Dalam proses produksi, listrik dibutuhkan sebagai sumber energi, dalam hal ini untuk mengoperasikan mesin-mesin, sumber penerangan, dan lain-lain. Tanpa listrik, proses produksi tidak akan berjalan. Bahkan, pasokan listrik yang tidak optimal tentunya akan ikut mengganggu pula proses produksi. Terganggunya proses produksi secara langsung akan mengurangi jumlah output yang dihasilkan.

Dalam skala makro, output tersebut juga merupakan pendapatan nasional setelah dinilai dengan uang. Artinya, bila terjadi krisis listrik, maka output nasional juga akan menurun. Penurunan output tentunya akan menurunkan pendapatan nasional, dan pada akhirnya menurunkan pertumbuhan ekonomi. Dalam konteks lebih luas, dampak penurunan pertumbuhan ekonomi akan berpengaruh pada jumlah pengangguran dan kemiskinan. Sebab, pertumbuhan ekonomi yang menandakan kenaikan output karena proses berproduksi berjalan lancar, tidak terjadi. Ketidaklancaran proses produksi akan mengurangi keuntungan bagi perusahaan, sehingga dampaknya beralih pada tenaga kerja. Perusahaan akan bertindak rasional berupa pengurangan biaya agar keuntungan tetap maksimum dengan mengurangi tenaga kerja. Kesejahteraan masyarakat pun akan berkurang karena makin banyak orang menganggur, ditambah beban ekonomi yang makin sulit.

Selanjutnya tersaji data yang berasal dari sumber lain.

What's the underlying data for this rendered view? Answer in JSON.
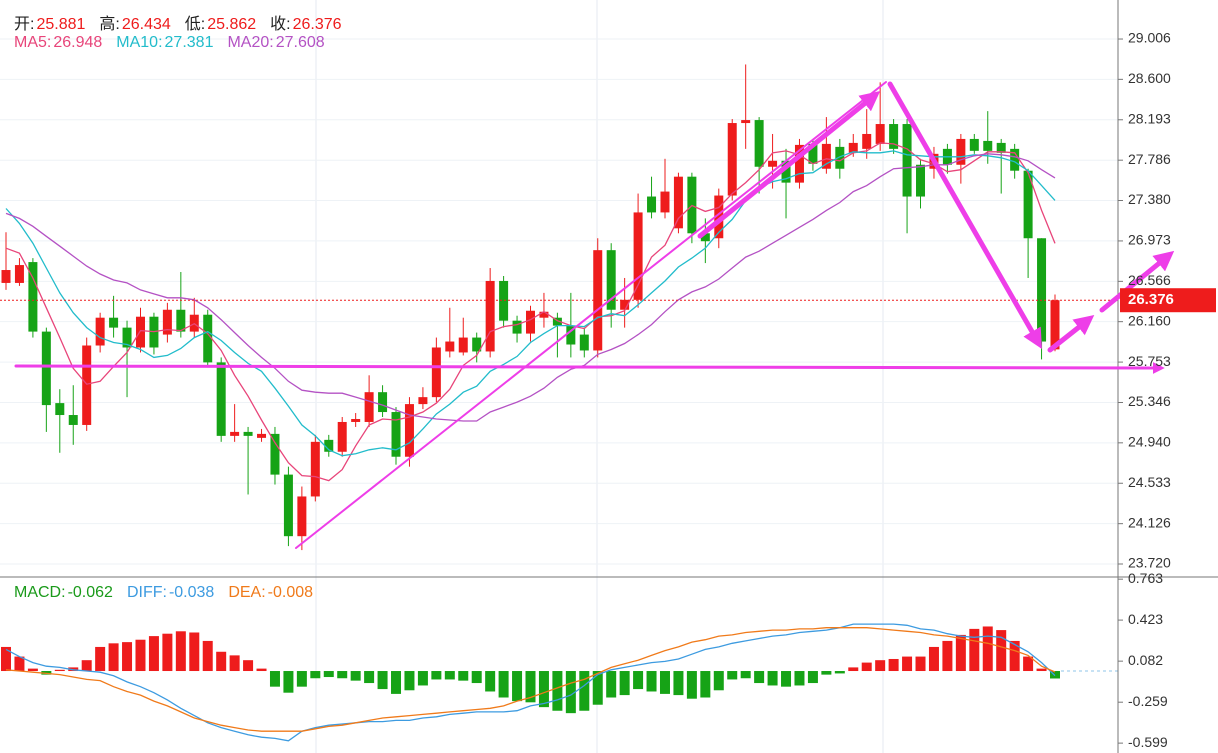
{
  "chart_data": [
    {
      "type": "candlestick",
      "ohlc_labels": [
        "开:",
        "高:",
        "低:",
        "收:"
      ],
      "open": [
        26.55,
        26.55,
        26.76,
        26.06,
        25.34,
        25.22,
        25.12,
        25.92,
        26.2,
        26.1,
        25.9,
        26.21,
        26.03,
        26.28,
        26.06,
        26.23,
        25.75,
        25.01,
        25.05,
        24.99,
        25.03,
        24.62,
        24.0,
        24.4,
        24.97,
        24.85,
        25.15,
        25.15,
        25.45,
        25.25,
        24.8,
        25.33,
        25.4,
        25.86,
        25.85,
        26.0,
        25.86,
        26.57,
        26.17,
        26.04,
        26.2,
        26.2,
        26.12,
        26.03,
        25.87,
        26.88,
        26.28,
        26.38,
        27.42,
        27.26,
        27.1,
        27.62,
        27.05,
        27.0,
        27.43,
        28.16,
        28.19,
        27.72,
        27.78,
        27.56,
        27.95,
        27.7,
        27.92,
        27.86,
        27.9,
        27.95,
        28.15,
        28.15,
        27.74,
        27.7,
        27.9,
        27.74,
        28.0,
        27.98,
        27.96,
        27.9,
        27.68,
        27.0,
        25.881
      ],
      "high": [
        27.06,
        26.8,
        26.8,
        26.1,
        25.48,
        25.52,
        26.0,
        26.25,
        26.42,
        26.17,
        26.3,
        26.25,
        26.35,
        26.66,
        26.4,
        26.28,
        25.8,
        25.33,
        25.1,
        25.08,
        25.1,
        24.7,
        24.5,
        25.02,
        25.02,
        25.2,
        25.24,
        25.62,
        25.52,
        25.3,
        25.4,
        25.5,
        26.0,
        26.3,
        26.2,
        26.05,
        26.7,
        26.62,
        26.22,
        26.32,
        26.45,
        26.25,
        26.45,
        26.1,
        27.0,
        26.95,
        26.6,
        27.45,
        27.62,
        27.8,
        27.66,
        27.66,
        27.2,
        27.5,
        28.2,
        28.75,
        28.22,
        28.05,
        27.9,
        28.0,
        28.0,
        28.22,
        28.0,
        28.05,
        28.3,
        28.57,
        28.2,
        28.2,
        27.8,
        27.92,
        27.95,
        28.05,
        28.05,
        28.28,
        28.0,
        27.95,
        27.7,
        27.0,
        26.434
      ],
      "low": [
        26.48,
        26.52,
        26.0,
        25.05,
        24.84,
        24.92,
        25.06,
        25.85,
        26.0,
        25.4,
        25.85,
        25.83,
        25.95,
        26.0,
        26.0,
        25.7,
        24.95,
        24.95,
        24.42,
        24.95,
        24.52,
        23.9,
        23.86,
        24.35,
        24.8,
        24.8,
        25.1,
        25.1,
        25.2,
        24.72,
        24.7,
        25.28,
        25.35,
        25.8,
        25.82,
        25.75,
        25.8,
        26.1,
        25.95,
        25.96,
        26.1,
        25.8,
        25.8,
        25.8,
        25.8,
        26.1,
        26.1,
        26.3,
        27.2,
        27.2,
        27.05,
        26.95,
        26.75,
        26.9,
        27.38,
        27.9,
        27.45,
        27.5,
        27.2,
        27.5,
        27.68,
        27.65,
        27.6,
        27.82,
        27.8,
        27.88,
        27.85,
        27.05,
        27.3,
        27.6,
        27.65,
        27.55,
        27.85,
        27.75,
        27.45,
        27.6,
        26.6,
        25.78,
        25.862
      ],
      "close": [
        26.68,
        26.73,
        26.06,
        25.32,
        25.22,
        25.12,
        25.92,
        26.2,
        26.1,
        25.9,
        26.21,
        25.9,
        26.28,
        26.06,
        26.23,
        25.75,
        25.01,
        25.05,
        25.01,
        25.03,
        24.62,
        24.0,
        24.4,
        24.95,
        24.85,
        25.15,
        25.18,
        25.45,
        25.25,
        24.8,
        25.33,
        25.4,
        25.9,
        25.96,
        26.0,
        25.86,
        26.57,
        26.17,
        26.04,
        26.27,
        26.26,
        26.12,
        25.93,
        25.87,
        26.88,
        26.28,
        26.38,
        27.26,
        27.26,
        27.47,
        27.62,
        27.05,
        26.97,
        27.43,
        28.16,
        28.19,
        27.72,
        27.78,
        27.56,
        27.94,
        27.75,
        27.95,
        27.7,
        27.96,
        28.05,
        28.15,
        27.9,
        27.42,
        27.42,
        27.85,
        27.74,
        28.0,
        27.88,
        27.88,
        27.86,
        27.68,
        27.0,
        25.96,
        26.376
      ],
      "up_color": "#ee1c1c",
      "down_color": "#16a316",
      "series": [
        {
          "name": "MA5:",
          "color": "#e8457a",
          "values": [
            26.9,
            26.85,
            26.6,
            26.3,
            26.0,
            25.69,
            25.53,
            25.56,
            25.71,
            25.85,
            26.07,
            26.06,
            26.08,
            26.07,
            26.14,
            26.04,
            25.87,
            25.62,
            25.41,
            25.17,
            24.94,
            24.74,
            24.61,
            24.6,
            24.56,
            24.67,
            24.91,
            25.12,
            25.18,
            25.17,
            25.2,
            25.25,
            25.34,
            25.48,
            25.72,
            25.82,
            26.06,
            26.11,
            26.13,
            26.18,
            26.26,
            26.17,
            26.12,
            26.09,
            26.21,
            26.22,
            26.27,
            26.53,
            26.81,
            26.93,
            27.2,
            27.33,
            27.27,
            27.31,
            27.45,
            27.56,
            27.69,
            27.86,
            27.88,
            27.84,
            27.75,
            27.8,
            27.78,
            27.86,
            27.88,
            27.96,
            27.95,
            27.9,
            27.79,
            27.75,
            27.67,
            27.69,
            27.78,
            27.87,
            27.87,
            27.86,
            27.66,
            27.28,
            26.948
          ]
        },
        {
          "name": "MA10:",
          "color": "#22bccb",
          "values": [
            27.3,
            27.15,
            26.95,
            26.7,
            26.45,
            26.25,
            26.1,
            26.0,
            25.95,
            25.93,
            25.88,
            25.8,
            25.82,
            25.89,
            26.0,
            26.06,
            25.97,
            25.85,
            25.74,
            25.66,
            25.49,
            25.31,
            25.12,
            25.01,
            24.87,
            24.81,
            24.83,
            24.87,
            24.89,
            24.87,
            24.94,
            25.08,
            25.23,
            25.33,
            25.45,
            25.51,
            25.66,
            25.73,
            25.81,
            25.95,
            26.04,
            26.12,
            26.12,
            26.11,
            26.2,
            26.24,
            26.22,
            26.33,
            26.45,
            26.57,
            26.71,
            26.8,
            26.9,
            27.06,
            27.19,
            27.38,
            27.51,
            27.57,
            27.6,
            27.65,
            27.66,
            27.75,
            27.82,
            27.87,
            27.86,
            27.86,
            27.88,
            27.84,
            27.83,
            27.82,
            27.82,
            27.82,
            27.84,
            27.83,
            27.81,
            27.77,
            27.68,
            27.53,
            27.381
          ]
        },
        {
          "name": "MA20:",
          "color": "#b452c4",
          "values": [
            27.25,
            27.2,
            27.12,
            27.02,
            26.92,
            26.82,
            26.72,
            26.64,
            26.58,
            26.55,
            26.48,
            26.44,
            26.4,
            26.4,
            26.38,
            26.3,
            26.18,
            26.05,
            25.92,
            25.8,
            25.69,
            25.56,
            25.47,
            25.45,
            25.44,
            25.44,
            25.4,
            25.36,
            25.32,
            25.27,
            25.22,
            25.2,
            25.18,
            25.17,
            25.16,
            25.16,
            25.25,
            25.3,
            25.35,
            25.41,
            25.49,
            25.6,
            25.68,
            25.72,
            25.83,
            25.88,
            25.94,
            26.03,
            26.13,
            26.26,
            26.38,
            26.46,
            26.51,
            26.59,
            26.7,
            26.81,
            26.87,
            26.95,
            27.03,
            27.11,
            27.19,
            27.28,
            27.36,
            27.47,
            27.53,
            27.62,
            27.7,
            27.71,
            27.72,
            27.74,
            27.74,
            27.79,
            27.83,
            27.85,
            27.84,
            27.82,
            27.78,
            27.69,
            27.608
          ]
        }
      ],
      "ylim": [
        23.589,
        29.399
      ],
      "yticks": [
        29.006,
        {
          "value": 28.6,
          "label": "28.600"
        },
        28.193,
        27.786,
        {
          "value": 27.38,
          "label": "27.380"
        },
        26.973,
        26.566,
        {
          "value": 26.16,
          "label": "26.160"
        },
        25.753,
        25.346,
        {
          "value": 24.94,
          "label": "24.940"
        },
        24.533,
        24.126,
        {
          "value": 23.72,
          "label": "23.720"
        }
      ],
      "grid": true,
      "last_price_line": true
    },
    {
      "type": "macd",
      "histogram": {
        "name": "MACD:",
        "legend_color": "#1a9a1a",
        "up_color": "#ee1c1c",
        "down_color": "#16a316",
        "values": [
          0.2,
          0.12,
          0.02,
          -0.03,
          0.01,
          0.03,
          0.09,
          0.2,
          0.23,
          0.24,
          0.26,
          0.29,
          0.31,
          0.33,
          0.32,
          0.25,
          0.16,
          0.13,
          0.09,
          0.02,
          -0.13,
          -0.18,
          -0.13,
          -0.06,
          -0.05,
          -0.06,
          -0.08,
          -0.1,
          -0.15,
          -0.19,
          -0.16,
          -0.12,
          -0.07,
          -0.07,
          -0.08,
          -0.1,
          -0.17,
          -0.22,
          -0.25,
          -0.26,
          -0.3,
          -0.33,
          -0.35,
          -0.33,
          -0.28,
          -0.22,
          -0.2,
          -0.15,
          -0.17,
          -0.19,
          -0.2,
          -0.23,
          -0.22,
          -0.16,
          -0.07,
          -0.06,
          -0.1,
          -0.12,
          -0.13,
          -0.12,
          -0.1,
          -0.03,
          -0.02,
          0.03,
          0.07,
          0.09,
          0.1,
          0.12,
          0.12,
          0.2,
          0.25,
          0.3,
          0.35,
          0.37,
          0.34,
          0.25,
          0.12,
          0.02,
          -0.062
        ]
      },
      "series": [
        {
          "name": "DIFF:",
          "color": "#3d9be0",
          "values": [
            0.18,
            0.12,
            0.07,
            0.04,
            0.03,
            0.01,
            0.0,
            -0.01,
            -0.04,
            -0.09,
            -0.13,
            -0.18,
            -0.24,
            -0.31,
            -0.37,
            -0.43,
            -0.47,
            -0.5,
            -0.53,
            -0.55,
            -0.56,
            -0.58,
            -0.5,
            -0.47,
            -0.45,
            -0.44,
            -0.43,
            -0.42,
            -0.42,
            -0.41,
            -0.41,
            -0.39,
            -0.38,
            -0.36,
            -0.35,
            -0.34,
            -0.34,
            -0.34,
            -0.33,
            -0.29,
            -0.27,
            -0.24,
            -0.2,
            -0.12,
            -0.03,
            0.01,
            0.03,
            0.05,
            0.07,
            0.08,
            0.1,
            0.14,
            0.18,
            0.2,
            0.23,
            0.25,
            0.27,
            0.29,
            0.3,
            0.32,
            0.33,
            0.34,
            0.36,
            0.39,
            0.39,
            0.39,
            0.39,
            0.38,
            0.35,
            0.34,
            0.31,
            0.29,
            0.28,
            0.29,
            0.28,
            0.22,
            0.16,
            0.07,
            -0.038
          ]
        },
        {
          "name": "DEA:",
          "color": "#f07a1a",
          "values": [
            0.01,
            0.0,
            -0.01,
            -0.02,
            -0.03,
            -0.05,
            -0.07,
            -0.08,
            -0.13,
            -0.17,
            -0.2,
            -0.25,
            -0.29,
            -0.34,
            -0.39,
            -0.42,
            -0.45,
            -0.47,
            -0.49,
            -0.5,
            -0.5,
            -0.5,
            -0.5,
            -0.48,
            -0.46,
            -0.45,
            -0.43,
            -0.41,
            -0.39,
            -0.38,
            -0.37,
            -0.36,
            -0.35,
            -0.34,
            -0.33,
            -0.32,
            -0.31,
            -0.29,
            -0.25,
            -0.22,
            -0.18,
            -0.14,
            -0.1,
            -0.07,
            -0.02,
            0.03,
            0.06,
            0.09,
            0.13,
            0.17,
            0.2,
            0.24,
            0.26,
            0.29,
            0.3,
            0.32,
            0.33,
            0.34,
            0.34,
            0.35,
            0.35,
            0.36,
            0.36,
            0.36,
            0.36,
            0.35,
            0.34,
            0.33,
            0.32,
            0.3,
            0.29,
            0.27,
            0.25,
            0.23,
            0.2,
            0.17,
            0.13,
            0.04,
            -0.008
          ]
        }
      ],
      "ylim": [
        -0.681,
        0.781
      ],
      "yticks": [
        0.763,
        0.423,
        0.082,
        -0.259,
        -0.599
      ]
    }
  ]
}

Perlambatan investasi baru tentunya juga menjadi dampak krisis listrik. Investasi merupakan peningkatan modal, dalam arti lebih konkret adalah perluasan skala produksi ataupun penambahan produksi baru. Bila salah satu input produksi strategis (listrik) tidak tersedia, secara langsung akan mengurangi keinginan investasi. Bahkan, sejumlah investor yang berusaha di Indonesia, berulang kali mempertanyakan komitmen pemerintah untuk mengatasi masalah listrik yang sudah berlarut-larut. Tentunya, bagi calon investor, krisis listrik merupakan disinsentif yang sangat merugikan. Padahal, bila investasi tidak meningkat, berarti tidak ada sumbangan investasi pada pertumbuhan ekonomi.

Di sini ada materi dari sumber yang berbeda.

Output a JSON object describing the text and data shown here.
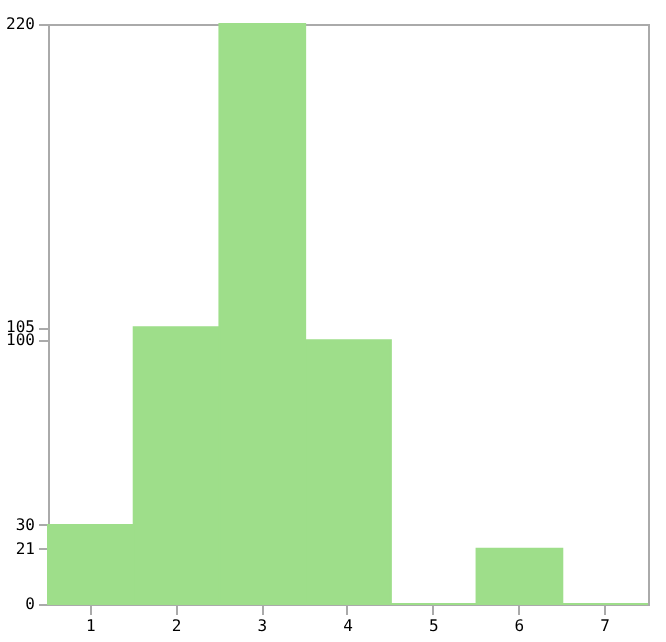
{
  "chart_data": {
    "type": "bar",
    "categories": [
      "1",
      "2",
      "3",
      "4",
      "5",
      "6",
      "7"
    ],
    "values": [
      30,
      105,
      220,
      100,
      0,
      21,
      0
    ],
    "color": "#9ede8a",
    "ylim": [
      0,
      220
    ],
    "yticks": [
      0,
      21,
      30,
      100,
      105,
      220
    ],
    "grid": false
  }
}
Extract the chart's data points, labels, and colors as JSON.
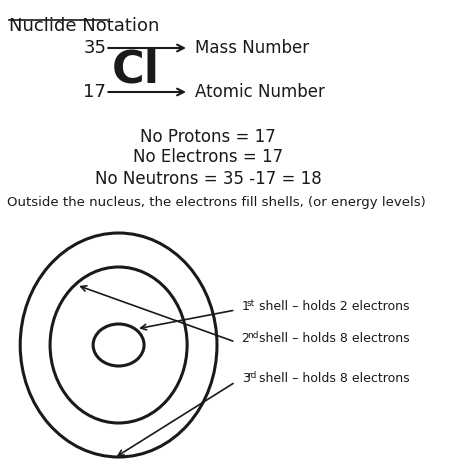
{
  "title": "Nuclide Notation",
  "bg_color": "#ffffff",
  "mass_number": "35",
  "atomic_number": "17",
  "element_symbol": "Cl",
  "mass_label": "Mass Number",
  "atomic_label": "Atomic Number",
  "protons_text": "No Protons = 17",
  "electrons_text": "No Electrons = 17",
  "neutrons_text": "No Neutrons = 35 -17 = 18",
  "shell_text": "Outside the nucleus, the electrons fill shells, (or energy levels)",
  "shell1_label": "1st shell – holds 2 electrons",
  "shell1_sup": "st",
  "shell2_label": "2nd shell – holds 8 electrons",
  "shell2_sup": "nd",
  "shell3_label": "3rd shell – holds 8 electrons",
  "shell3_sup": "rd",
  "font_color": "#1a1a1a",
  "line_color": "#1a1a1a",
  "circle_color": "#1a1a1a"
}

Dengan segala dampak negatif tersebut, pemerintah perlu serius atau tidak bermain-main dalam mengatasi krisis listrik. Membangun infrastruktur kelistrikan merupakan proyek jangka panjang yang harus dipercepat. Selain itu, penghematan listrik dengan berbagai mekanisme yang paling kecil kerugiannya perlu diterapkan secara konsisten. Pemerintah perlu mengajak sektor swasta lebih banyak lagi agar dapat berkontribusi pada pembangunan infrastruktur listrik. Di sisi lain, alokasi anggaran yang besar pada pembangunan infrastruktur listrik tentunya bukan masalah selama pelaksanaan proyek tersebut dilakukan dengan baik.